Le président de la République, Bassirou Diomaye Faye, a décidé de soumettre au référendum le projet de révision constitutionnelle une fois celui-ci adopté par l’Assemblée nationale. L’annonce a été faite ce lundi 29 juin 2026 par le ministre de la Justice, Garde des Sceaux, Moussa Sarr, lors de l’examen de la proposition de loi n°17/2026.
S’exprimant devant les députés, le ministre a indiqué que le chef de l’État avait officiellement informé le président de l’Assemblée nationale de sa décision de recourir au référendum, conformément aux dispositions de l’article 103 de la Constitution.

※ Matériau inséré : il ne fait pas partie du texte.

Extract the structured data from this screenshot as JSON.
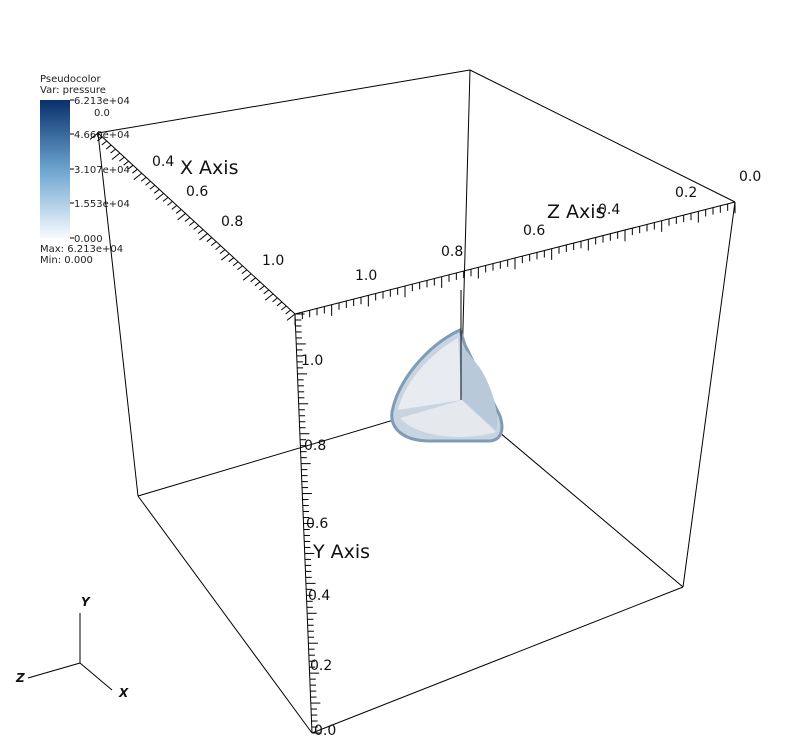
{
  "legend": {
    "plot_type": "Pseudocolor",
    "var_label": "Var: pressure",
    "tick_labels": [
      "6.213e+04",
      "4.660e+04",
      "3.107e+04",
      "1.553e+04",
      "0.000"
    ],
    "overlay_label": "0.0",
    "max_label": "Max:  6.213e+04",
    "min_label": "Min:  0.000",
    "color_top": "#08306b",
    "color_bottom": "#f7fbff"
  },
  "chart_data": {
    "type": "3d-volume",
    "title": "",
    "variable": "pressure",
    "value_range": [
      0,
      62130
    ],
    "axes": {
      "x": {
        "title": "X Axis",
        "ticks": [
          "0.4",
          "0.6",
          "0.8",
          "1.0"
        ]
      },
      "y": {
        "title": "Y Axis",
        "ticks": [
          "0.0",
          "0.2",
          "0.4",
          "0.6",
          "0.8",
          "1.0"
        ]
      },
      "z": {
        "title": "Z Axis",
        "ticks": [
          "0.0",
          "0.2",
          "0.4",
          "0.6",
          "0.8",
          "1.0"
        ]
      }
    },
    "triad": {
      "x": "X",
      "y": "Y",
      "z": "Z"
    },
    "surface_colors": [
      "#c7d4e2",
      "#e8ebef",
      "#b8c9da",
      "#7f9bb6"
    ]
  }
}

Selon Moussa Sarr, le président de l’Assemblée nationale avait transmis au chef de l’État, le 12 juin dernier, la proposition de révision constitutionnelle pour recueillir son avis. En réponse, Bassirou Diomaye Faye a adressé, le 19 juin, un courrier contenant ses observations ainsi que quatre amendements portant sur le texte.
« Le président de la République a informé le président de l’Assemblée nationale qu’il a décidé, en vertu de l’article 103 de la Constitution, de soumettre au référendum le texte qui sera adopté par les députés », a déclaré le Garde des Sceaux.
Cette décision ouvre la voie à une consultation populaire sur la réforme constitutionnelle, une fois la procédure parlementaire achevée. À ce stade, aucune date n’a encore été communiquée pour l’organisation du scrutin référendaire.
Le président Bassirou Diomaye Faye a également proposé quatre amendements au projet de révision. Deux concernent des aspects rédactionnels, tandis que les deux autres portent sur le fond de la réforme, notamment les articles 38 et 42 de la Constitution.
Concernant l’article 38, le chef de l’État demande notamment le maintien du statut en vigueur. Les détails des autres amendements seront examinés par les députés au cours des débats parlementaires avant le vote du texte.